Le navire a quitté Visakhapatnam en paix. Il a été torpillé quelques jours plus tard. L’ironie est atroce. Un événement conçu pour rapprocher les marines a envoyé un navire vers sa destruction. Si l’IRIS Dena n’avait pas participé à la Revue, il serait peut-être en sécurité dans un port iranien. Ou peut-être pas. La guerre ne fait pas de distinction.
Il y a quelque chose de profondément tragique dans ce détail. Un navire qui revient d’une fête est coulé par une torpille. C’est une métaphore de notre époque. Les symboles de paix ne protègent plus personne. Les protocoles diplomatiques ne sauvent plus de vies. Quand la guerre décide de frapper, ni les invitations ni les drapeaux ni les conventions ne constituent un bouclier.
L’Inde face à ses responsabilités d’hôte
L’Inde a invité l’IRIS Dena. Le navire est venu sous la protection implicite de cette invitation. Et il a été détruit en rentrant chez lui. New Delhi est dans une position impossible. Condamner le torpillage risque de froisser Washington. Le justifier risque de détruire la crédibilité de l’Inde comme hôte d’événements internationaux. Le silence est interprété comme de la complicité.
Quel pays enverra encore ses navires à une Revue navale indienne si ces navires risquent d’être torpillés en repartant. La question est cruelle. Et elle est légitime.

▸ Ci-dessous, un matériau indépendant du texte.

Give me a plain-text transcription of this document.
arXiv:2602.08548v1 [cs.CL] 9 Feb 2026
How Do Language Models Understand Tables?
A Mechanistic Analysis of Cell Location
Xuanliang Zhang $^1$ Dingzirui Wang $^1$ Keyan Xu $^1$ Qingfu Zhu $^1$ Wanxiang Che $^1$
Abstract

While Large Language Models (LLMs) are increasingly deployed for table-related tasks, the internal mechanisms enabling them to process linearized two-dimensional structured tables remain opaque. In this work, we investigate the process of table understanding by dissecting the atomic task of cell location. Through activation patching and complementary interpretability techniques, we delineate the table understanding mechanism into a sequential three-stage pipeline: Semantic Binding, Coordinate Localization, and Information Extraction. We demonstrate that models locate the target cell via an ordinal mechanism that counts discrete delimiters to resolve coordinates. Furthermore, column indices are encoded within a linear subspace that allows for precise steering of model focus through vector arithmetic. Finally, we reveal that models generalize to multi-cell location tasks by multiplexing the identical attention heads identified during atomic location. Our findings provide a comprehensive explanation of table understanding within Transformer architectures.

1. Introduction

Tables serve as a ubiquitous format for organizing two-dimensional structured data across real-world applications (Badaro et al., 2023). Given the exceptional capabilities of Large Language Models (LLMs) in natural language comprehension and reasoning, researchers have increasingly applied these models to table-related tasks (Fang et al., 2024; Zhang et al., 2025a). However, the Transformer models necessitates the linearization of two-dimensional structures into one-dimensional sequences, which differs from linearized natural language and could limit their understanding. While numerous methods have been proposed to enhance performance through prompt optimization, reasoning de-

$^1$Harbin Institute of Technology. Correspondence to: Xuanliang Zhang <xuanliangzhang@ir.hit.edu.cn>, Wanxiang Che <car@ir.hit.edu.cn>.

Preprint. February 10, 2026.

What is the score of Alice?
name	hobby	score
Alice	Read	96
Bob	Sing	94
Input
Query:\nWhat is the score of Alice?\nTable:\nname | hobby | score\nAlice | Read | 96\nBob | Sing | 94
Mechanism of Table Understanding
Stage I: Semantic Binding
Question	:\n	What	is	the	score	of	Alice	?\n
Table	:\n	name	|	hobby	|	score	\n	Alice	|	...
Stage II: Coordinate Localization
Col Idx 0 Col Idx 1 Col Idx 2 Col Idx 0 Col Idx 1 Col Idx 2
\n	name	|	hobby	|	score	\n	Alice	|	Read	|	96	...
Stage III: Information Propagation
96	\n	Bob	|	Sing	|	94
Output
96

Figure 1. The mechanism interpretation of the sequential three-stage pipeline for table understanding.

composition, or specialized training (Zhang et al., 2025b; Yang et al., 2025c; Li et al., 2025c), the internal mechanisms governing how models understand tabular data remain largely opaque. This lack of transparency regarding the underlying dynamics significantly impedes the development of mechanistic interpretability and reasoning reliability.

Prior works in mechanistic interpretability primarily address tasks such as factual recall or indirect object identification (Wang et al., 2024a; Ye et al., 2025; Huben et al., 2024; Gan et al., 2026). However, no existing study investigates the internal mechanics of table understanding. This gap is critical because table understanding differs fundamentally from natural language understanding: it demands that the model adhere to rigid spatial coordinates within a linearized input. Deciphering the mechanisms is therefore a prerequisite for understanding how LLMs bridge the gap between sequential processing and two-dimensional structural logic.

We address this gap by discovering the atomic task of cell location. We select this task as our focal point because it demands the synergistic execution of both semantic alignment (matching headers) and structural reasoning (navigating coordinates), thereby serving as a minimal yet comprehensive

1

Les neuf navires iraniens déjà coulés dans le détroit d'Ormuz
L’IRIS Dena n’est pas un cas isolé
Avant le torpillage de l’IRIS Dena, les États-Unis avaient déjà coulé neuf navires de guerre iraniens dans le détroit d’Ormuz. L’Iran avait tenté de bloquer le détroit — cette artère vitale du commerce pétrolier — et la marine américaine avait répondu avec une force écrasante. Neuf navires. En quelques jours.
La marine iranienne est en train d’être détruite. Méthodiquement. Navire par navire. Le torpillage de l’IRIS Dena montre que cette destruction ne se limite plus au golfe Persique. Les sous-marins américains chassent les navires iraniens où qu’ils se trouvent. Et la marine iranienne n’a aucun moyen de les arrêter.
La destruction systématique d’une marine nationale est un acte de guerre totale. Ce n’est pas de la dissuasion. C’est de l’annihilation. Et le monde regarde sans réagir. Parce que c’est l’Iran. Parce que c’est l’ennemi. Parce que les règles ne s’appliquent qu’à ceux qui n’ont pas de sous-marins nucléaires.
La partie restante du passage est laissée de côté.